In het nawoord komt nog een derde optie naar voren: die van het religieuze. Na de pauze kwam Zijlstra nog met een vierde optie.
Wie er nu gelijk heeft, de estheticus, de ethicus of de religieuze mens, mag je als lezer zelf bepalen. Je kunt bij jezelf te rade gaan. Daarover schrijft Kierkegaard: als een dichter, en die is anders dan een beschouwer, die altijd tot een afsluiting komt: de dichter trekt ons mee, het leven in (1847).

Esthetiek en ethiek
Er vallen twee bewegingen te onderscheiden: van het esthetische naar het religieuze, en van de metafysica (Hegel!) naar het christen worden. Die gang heeft Kierkegaard zelf ook gemaakt. Achteraf heeft hij zijn schrijverschap gerechtvaardigd: Ik zie mezelf het liefst als een lezer van boeken, niet als schrijver. Hij heeft een oplossing gevonden, maar de vraag is of hij er daarmee is. Hij leest de Imitatio Christi van Thomas à Kempis en beseft dat dít de eigenlijke opdracht is: navolgen van Christus, stoppen met schrijven en predikant worden op bijvoorbeeld Jutland. Om het af te leren, schrijft hij enkele zeer omvangrijke recensies …
Een andere oplossing is er één waar Kierkegaard zich beter bij voelt: auteur zijn als daad stellen, niet als een vrijblijvende bezigheid. Nadat hij in de schandaalpers (De Korsaar) was bespot en kwetsbaar gemaakt, is dat zijn reactie: schrijven als daad tegen roddel en achterklap.

Voorzienigheid
Hij strijdt ook met de staatskerk die volgens hem niet verder kwam dan ‘interessant’-zijn. In die zin is zijn stellingname te vergelijken met die van Tolstoj. Kierkegaard raakt geïsoleerd, maar is niet ongelukkig. De conclusie kan zijn dat zijn totale werk een religieuze onderneming is en zijn schrijverschap op vergelijkbare wijze een eenheid, als navolging.
Na de pauze vertelde Zijlstra dat in zijn niet uitgegeven Het gezichtspunt voor mijn schrijverswerkzaamheid (1848) de Voorzienigheid aan het woord komt.
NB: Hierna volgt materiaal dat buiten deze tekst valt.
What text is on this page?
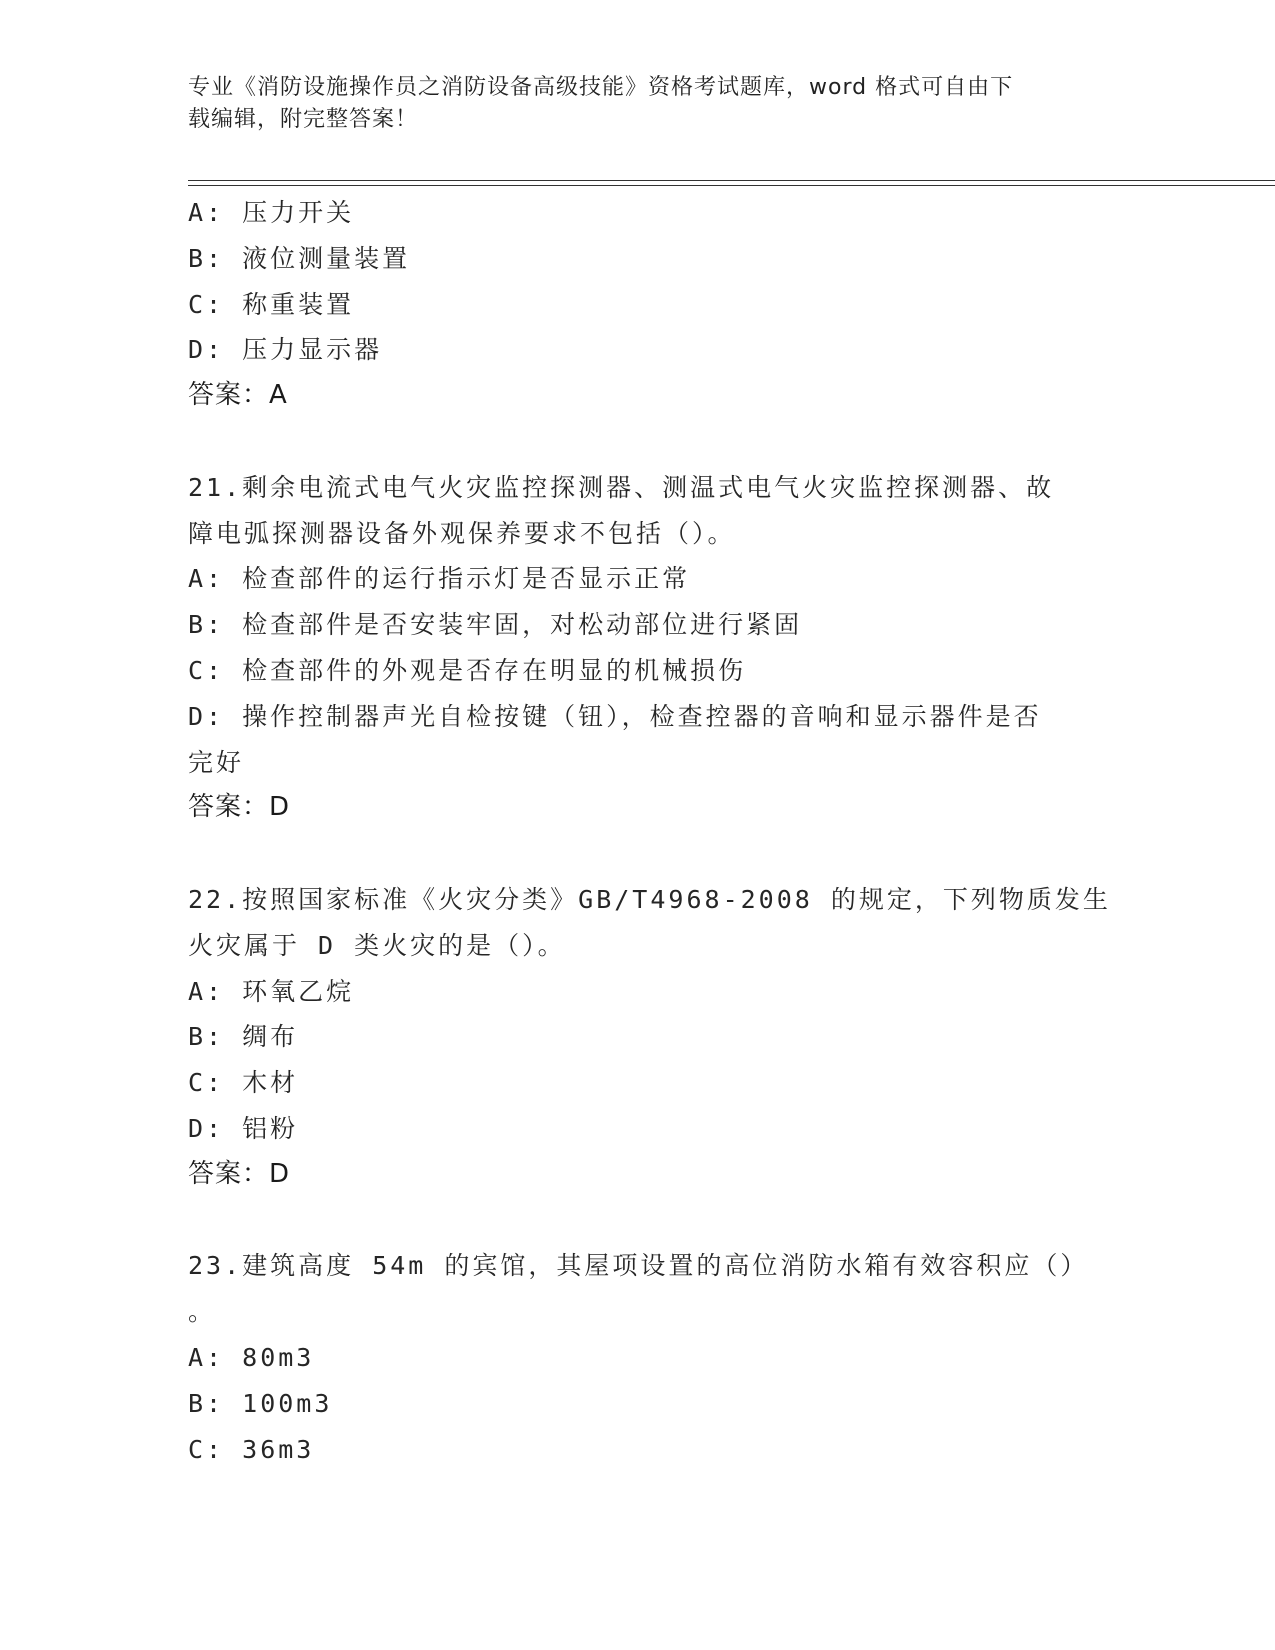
专业《消防设施操作员之消防设备高级技能》资格考试题库，word 格式可自由下
载编辑，附完整答案！
A: 压力开关
B: 液位测量装置
C: 称重装置
D: 压力显示器
答案：A
21.剩余电流式电气火灾监控探测器、测温式电气火灾监控探测器、故
障电弧探测器设备外观保养要求不包括（）。
A: 检查部件的运行指示灯是否显示正常
B: 检查部件是否安装牢固，对松动部位进行紧固
C: 检查部件的外观是否存在明显的机械损伤
D: 操作控制器声光自检按键（钮），检查控器的音响和显示器件是否
完好
答案：D
22.按照国家标准《火灾分类》GB/T4968-2008 的规定，下列物质发生
火灾属于 D 类火灾的是（）。
A: 环氧乙烷
B: 绸布
C: 木材
D: 铝粉
答案：D
23.建筑高度 54m 的宾馆，其屋项设置的高位消防水箱有效容积应（）
。
A: 80m3
B: 100m3
C: 36m3
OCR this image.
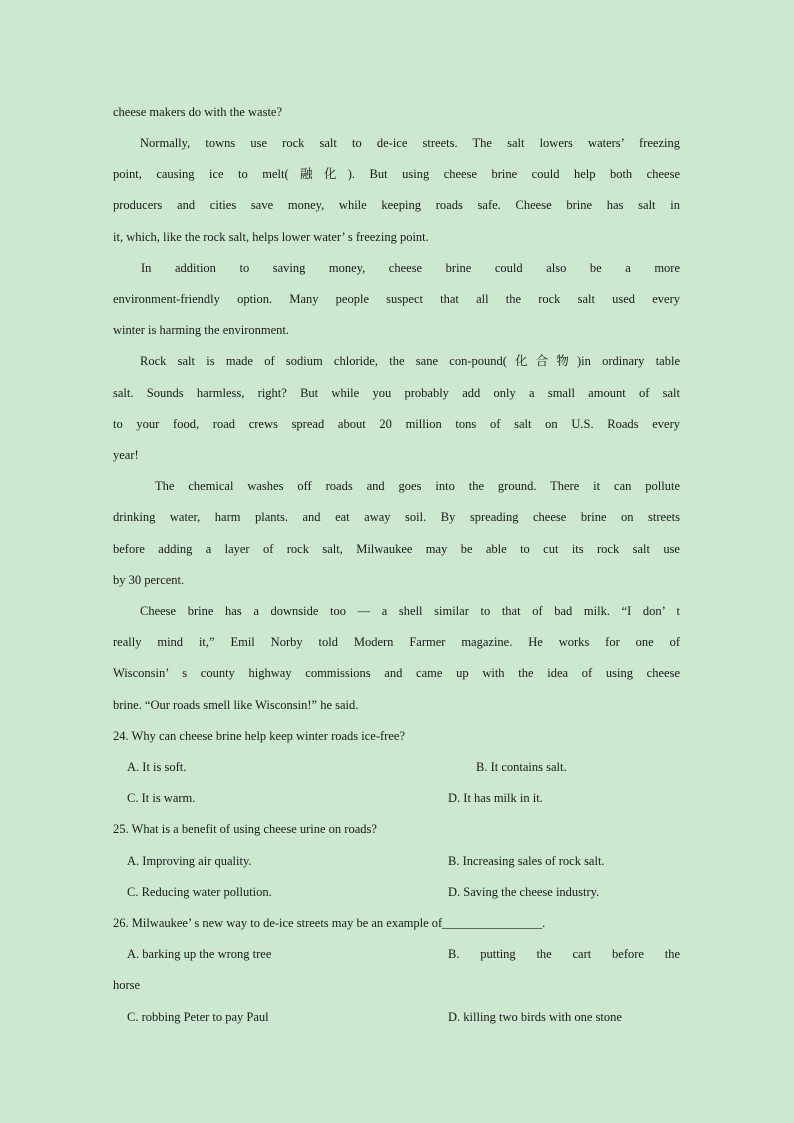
cheese makers do with the waste?
Normally, towns use rock salt to de-ice streets. The salt lowers waters’ freezing
point, causing ice to melt(融化). But using cheese brine could help both cheese
producers and cities save money, while keeping roads safe. Cheese brine has salt in
it, which, like the rock salt, helps lower water’ s freezing point.
In addition to saving money, cheese brine could also be a more
environment-friendly option. Many people suspect that all the rock salt used every
winter is harming the environment.
Rock salt is made of sodium chloride, the sane con-pound(化合物)in ordinary table
salt. Sounds harmless, right? But while you probably add only a small amount of salt
to your food, road crews spread about 20 million tons of salt on U.S. Roads every
year!
The chemical washes off roads and goes into the ground. There it can pollute
drinking water, harm plants. and eat away soil. By spreading cheese brine on streets
before adding a layer of rock salt, Milwaukee may be able to cut its rock salt use
by 30 percent.
Cheese brine has a downside too — a shell similar to that of bad milk. “I don’ t
really mind it,” Emil Norby told Modern Farmer magazine. He works for one of
Wisconsin’ s county highway commissions and came up with the idea of using cheese
brine. “Our roads smell like Wisconsin!” he said.
24. Why can cheese brine help keep winter roads ice-free?
A. It is soft.	B. It contains salt.
C. It is warm.	D. It has milk in it.
25. What is a benefit of using cheese urine on roads?
A. Improving air quality.	B. Increasing sales of rock salt.
C. Reducing water pollution.	D. Saving the cheese industry.
26. Milwaukee’ s new way to de-ice streets may be an example of________________.
A. barking up the wrong tree	B. putting the cart before the
horse
C. robbing Peter to pay Paul	D. killing two birds with one stone
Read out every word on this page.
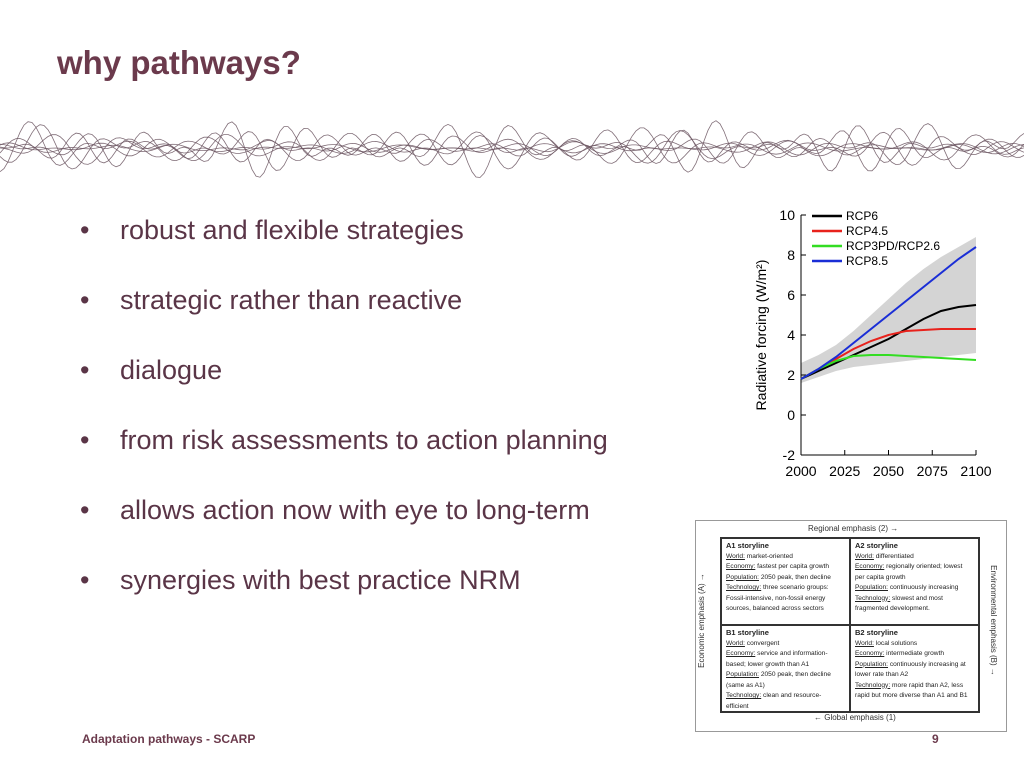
why pathways?
• robust and flexible strategies
• strategic rather than reactive
• dialogue
• from risk assessments to action planning
• allows action now with eye to long-term
• synergies with best practice NRM
-2
0
2
4
6
8
10
2000 2025 2050 2075 2100
Radiative forcing (W/m²)
RCP6
RCP4.5
RCP3PD/RCP2.6
RCP8.5
Regional emphasis (2) →
A1 storyline
World: market-oriented
Economy: fastest per capita growth
Population: 2050 peak, then decline
Technology: three scenario groups:
Fossil-intensive, non-fossil energy
sources, balanced across sectors
A2 storyline
World: differentiated
Economy: regionally oriented; lowest
per capita growth
Population: continuously increasing
Technology: slowest and most
fragmented development.
B1 storyline
World: convergent
Economy: service and information-
based; lower growth than A1
Population: 2050 peak, then decline
(same as A1)
Technology: clean and resource-
efficient
B2 storyline
World: local solutions
Economy: intermediate growth
Population: continuously increasing at
lower rate than A2
Technology: more rapid than A2, less
rapid but more diverse than A1 and B1
← Global emphasis (1)
Economic emphasis (A) →	Environmental emphasis (B) →
Adaptation pathways - SCARP	9
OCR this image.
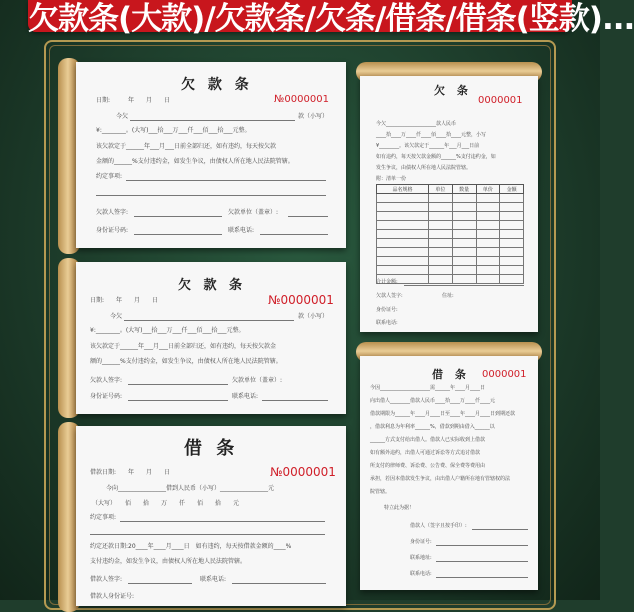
欠款条(大款)/欠款条/欠条/借条/借条(竖款)...
欠 款 条
№0000001
日期:　　　年　　月　　日
今欠	款（小写）
¥:________。(大写)___拾___万___仟___佰___拾___元整。
该欠款定于______年___月___日前全部归还，如有违约，每天按欠款
金额的______%支付违约金，如发生争议，由债权人所在地人民法院管辖。
约定事项:
欠款人签字:	欠款单位（盖章）:
身份证号码:	联系电话:
欠 款 条
№0000001
日期:　　年　　月　　日
今欠	款（小写）
¥:________。(大写)___拾___万___仟___佰___拾___元整。
该欠款定于______年___月___日前全部归还，如有违约，每天按欠款金
额的______%支付违约金，如发生争议，由债权人所在地人民法院管辖。
欠款人签字:	欠款单位（盖章）:
身份证号码:	联系电话:
借 条
№0000001
借款日期:　　年　　月　　日
今向________________借到人民币（小写）________________元
（大写）　　佰　　拾　　万　　仟　　佰　　拾　　元
约定事项:
约定还款日期:20____年____月____日　如有违约，每天按借款金额的____%
支付违约金，如发生争议，由债权人所在地人民法院管辖。
借款人签字:	联系电话:
借款人身份证号:
欠 条
0000001
今欠____________________款人民币
____拾____万____仟____佰____拾____元整，小写
¥________。该欠款定于______年___月___日前
如有违约，每天按欠款金额的______%支付违约金，如
发生争议，由债权人所在地人民法院管辖。
附：清单一份
品名规格	单位	数量	单价	金额

合计金额:
欠款人签字:	住址:
身份证号:
联系电话:
借 条 0000001
今因____________________需______年____月____日
向出借人________借款人民币____拾____万____仟____元
借款期限为______年____月____日至____年____月____日到期还款
，借款利息为年利率______%，借款到期由借入______以
______方式支付给出借人。借款人已实际收到上借款
如有额外违约，出借人可通过诉讼等方式追讨借款
所支付的律师费、诉讼费、公告费、保全费等费用由
承担，若因本借款发生争议，由出借人户籍所在地有管辖权的法
院管辖。
特立此为据！
借款人（签字且按手印）:
身份证号:
联系地址:
联系电话:
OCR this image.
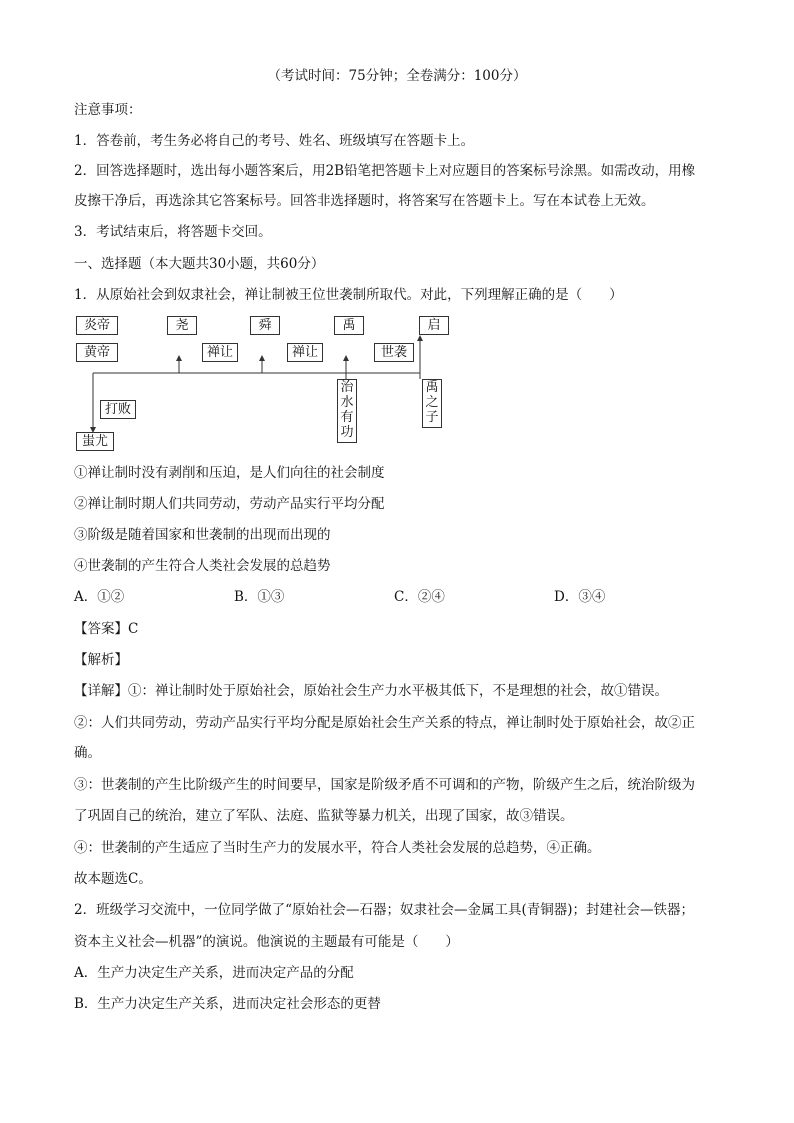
（考试时间：75分钟；全卷满分：100分）
注意事项：
1．答卷前，考生务必将自己的考号、姓名、班级填写在答题卡上。
2．回答选择题时，选出每小题答案后，用2B铅笔把答题卡上对应题目的答案标号涂黑。如需改动，用橡
皮擦干净后，再选涂其它答案标号。回答非选择题时，将答案写在答题卡上。写在本试卷上无效。
3．考试结束后，将答题卡交回。
一、选择题（本大题共30小题，共60分）
1．从原始社会到奴隶社会，禅让制被王位世袭制所取代。对此，下列理解正确的是（　　）
炎帝
黄帝
尧	舜	禹	启
禅让	禅让	世袭
打败
蚩尤
治
水
有
功
禹
之
子
①禅让制时没有剥削和压迫，是人们向往的社会制度
②禅让制时期人们共同劳动，劳动产品实行平均分配
③阶级是随着国家和世袭制的出现而出现的
④世袭制的产生符合人类社会发展的总趋势
A．①②	B．①③	C．②④	D．③④
【答案】C
【解析】
【详解】①：禅让制时处于原始社会，原始社会生产力水平极其低下，不是理想的社会，故①错误。
②：人们共同劳动，劳动产品实行平均分配是原始社会生产关系的特点，禅让制时处于原始社会，故②正
确。
③：世袭制的产生比阶级产生的时间要早，国家是阶级矛盾不可调和的产物，阶级产生之后，统治阶级为
了巩固自己的统治，建立了军队、法庭、监狱等暴力机关，出现了国家，故③错误。
④：世袭制的产生适应了当时生产力的发展水平，符合人类社会发展的总趋势，④正确。
故本题选C。
2．班级学习交流中，一位同学做了“原始社会—石器；奴隶社会—金属工具(青铜器)；封建社会—铁器；
资本主义社会—机器”的演说。他演说的主题最有可能是（　　）
A．生产力决定生产关系，进而决定产品的分配
B．生产力决定生产关系，进而决定社会形态的更替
Die heeft het dan weer over Kierkegaard. Maar laat de Voorzienigheid zich wel zo in de kaart kijken? Of had die iets in petto: wij zijn er ook nog, wij als lezers?

Kiezen
Wij lezen zijn werk, dat nu door Damon compleet in Nederlandse vertaling wordt uitgegeven, en kunnen ons ertoe verhouden. Het is heel persoonlijk en concreet werk. Je kunt er je eigen individualiteit in ontwikkelen. Samen met het begrip kiezen wijst individualisme richting existentialisme. Maar Kierkegaard is zoveel méér dan een voorloper hiervan. Maar let bij het lezen dan wel telkens op de context: wie spreekt hier: Victor Eremita, Johannes de silentio, …. (pseudoniemen)?
Zijlstra waagt zich aan de uitspraak dat Kierkegaard een beter dialecticus was dan Hegel; Hegel dacht “het” systeem te hebben afgerond, Kierkegaard reflecteerde erop. Hij is actueel met zijn antwoord op de vraag: Wat moet ik doen? En zijn antwoord: kiezen.